How to secure your Hard Drive

Posted on October 14, 2018 by - Windows, Windows 10

Here is how you can completely secure your Windows 10 Hard Drive

A computer’s value is mostly in the data it holds. Without the data, it’s just a bunch of components that can add and subtract bits. However, on default settings, your Windows 10 hard drive is pretty vulnerable and it is really easy to access it. If anyone has physical access to your computer, they can very easily access the data in a number of ways,

  • Using a live USB (a USB with a live version of an Operating System running on it)
  • Installing a separate Operating System on your PC using a bootable USB and then using it to access the hard drive
  • Physically prying open your laptop, taking out the hard drive and using a separate device to access it

To make sure your data is completely secure, you need to take security measures. First of all, you need to secure your computer’s boot menu with a password so no one can access the boot menu to use it boot from a separate device. This will prevent anyone from installing another OS/ using a live OS USB on your computer.

You can follow our guide to secure Windows by setting a password on the Boot Menu / UEFI Menu. However, this still doesn’t secure you from someone physically taking out your hard drive and using another device to extract the data. To prevent an attack like this, you will need to encrypt your hard drive so as to make it inaccessible without a password.

Here is how you can enable full-disk encryption on Windows 10,

Windows Device Encryption

Most modern PCs come with encryption enabled, thanks to Microsoft’s Windows Device Encryption feature introduced in Windows 8.1. There are a number of limitations you need to consider before relaxing and considering your device safe and secure.

First, you need to check if Windows Device Encryption is available for your device. Here is how you can check it,

Checking Windows Device Encryption Availability

First, you will need to sign in to Windows with a Microsoft account or an account with an organization’s domain (admin account).

  1. Open the Settings app by pressing START + I.
  2. Click on System.
  3. Click on About, scroll down to the bottom and see if it shows anything about Device encryption. If it doesn’t, your device doesn’t support Windows Device Encryption.

If it doesn’t show Device Encryption, you can try another encryption tool by Microsoft called BitLocker.

Encrypt Using BitLocker

Made by Microsoft, BitLocker is a more powerful encryption tool that offers full disk encryption for Windows devices. It is designed to protect data by providing encryption for entire volumes using the AES encryption algorithm. The catch with BitLocker is that it is only available for Windows Pro, Enterprise, and Education users.

BitLocker is most secure on a computer that contains the Trusted Platform Module (TPM) hardware but you can still enable BitLocker without one. A TPM chip allows a computer to store encryption keys.
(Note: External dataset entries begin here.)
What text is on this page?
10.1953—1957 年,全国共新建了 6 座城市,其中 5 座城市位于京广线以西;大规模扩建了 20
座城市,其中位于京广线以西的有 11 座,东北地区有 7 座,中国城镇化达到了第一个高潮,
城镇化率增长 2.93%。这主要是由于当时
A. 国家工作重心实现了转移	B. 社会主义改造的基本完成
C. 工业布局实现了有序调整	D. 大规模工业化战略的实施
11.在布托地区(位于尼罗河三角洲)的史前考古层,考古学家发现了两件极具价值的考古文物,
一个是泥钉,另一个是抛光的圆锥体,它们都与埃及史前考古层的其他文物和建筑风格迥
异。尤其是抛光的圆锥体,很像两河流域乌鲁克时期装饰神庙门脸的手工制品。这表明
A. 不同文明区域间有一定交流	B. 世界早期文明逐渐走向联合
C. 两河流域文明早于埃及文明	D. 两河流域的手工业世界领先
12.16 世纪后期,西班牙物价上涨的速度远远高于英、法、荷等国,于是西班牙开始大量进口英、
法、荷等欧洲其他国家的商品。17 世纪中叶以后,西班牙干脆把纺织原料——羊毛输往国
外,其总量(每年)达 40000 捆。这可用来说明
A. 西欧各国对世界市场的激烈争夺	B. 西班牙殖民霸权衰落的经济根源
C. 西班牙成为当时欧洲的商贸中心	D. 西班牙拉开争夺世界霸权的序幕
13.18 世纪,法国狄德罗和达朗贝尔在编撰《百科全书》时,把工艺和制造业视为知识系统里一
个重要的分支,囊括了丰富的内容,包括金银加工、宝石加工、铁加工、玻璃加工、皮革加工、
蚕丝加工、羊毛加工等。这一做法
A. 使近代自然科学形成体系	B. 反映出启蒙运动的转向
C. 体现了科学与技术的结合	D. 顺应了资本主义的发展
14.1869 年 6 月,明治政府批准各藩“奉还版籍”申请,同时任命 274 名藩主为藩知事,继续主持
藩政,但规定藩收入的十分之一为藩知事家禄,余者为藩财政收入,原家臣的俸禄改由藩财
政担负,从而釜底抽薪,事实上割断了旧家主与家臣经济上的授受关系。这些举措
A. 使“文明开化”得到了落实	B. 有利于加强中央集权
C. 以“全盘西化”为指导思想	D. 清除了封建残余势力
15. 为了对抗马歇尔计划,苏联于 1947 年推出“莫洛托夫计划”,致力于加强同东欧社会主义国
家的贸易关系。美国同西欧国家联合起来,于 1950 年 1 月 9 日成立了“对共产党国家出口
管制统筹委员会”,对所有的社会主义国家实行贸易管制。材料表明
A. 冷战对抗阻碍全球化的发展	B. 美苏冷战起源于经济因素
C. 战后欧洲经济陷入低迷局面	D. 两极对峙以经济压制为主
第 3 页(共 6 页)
Here is how you can enable BitLocker,

  1. Sign in to Windows with an administrator account.

  2. Select the Start button, then type manage BitLocker.

  3. Select Manage BitLocker from the list of results.

  4. Select Turn on BitLocker, then follow the instructions.

BitLocker

Encrypt using Encrypting File System (EFS)

Compared to BitLocker, EFS is a relatively naive encryption solution. Unlike the full-disk encrypting tool, EFS allows you to selectively encrypt specific files and folders.

It is very easy to use. You can select any file and folder to encrypt it and that file will also become unavailable for other users on the computer. It isn’t as secure as BitLocker and the encryption key is stored locally on your system, so it is relatively easy to access a file encrypted with EFS.

Here is how you can use EFS to encrypt a file,

  1. Right-click on the file/folder you want to encrypt.
  2. In the General tab, click on Advanced.
  3. Check the box against Encrypt content to secure data.

Enabling EFS

 

Encrypt using a Third-Party Software

There are a number of third-party encryption tools available that support full-disk encryption. Here are some of the most popular softwares,

  • Check Point – Download
    Check Point Full Disk Encryption Software Blade provides automatic security for all information on endpoint hard drives, including user data, operating system files and temporary and erased files.
  • Dell Data Protection | Encryption Enterprise – Download
    Dell Data Protection | Encryption Enterprise Edition offers comprehensive solutions with strong manageability so you can be confident your data is secure.
  • McAfee Complete Data Protection Advanced – Download
    McAfee Complete Data Protection — Advanced suite protects your data from risk of loss, theft, and exposure using a combination of powerful enterprise-grade endpoint encryption, access control, and user-behavior monitoring

Some other popular softwares include Symantec Endpoint Encryption, WinMagic SecureDoc Enterprise, and more.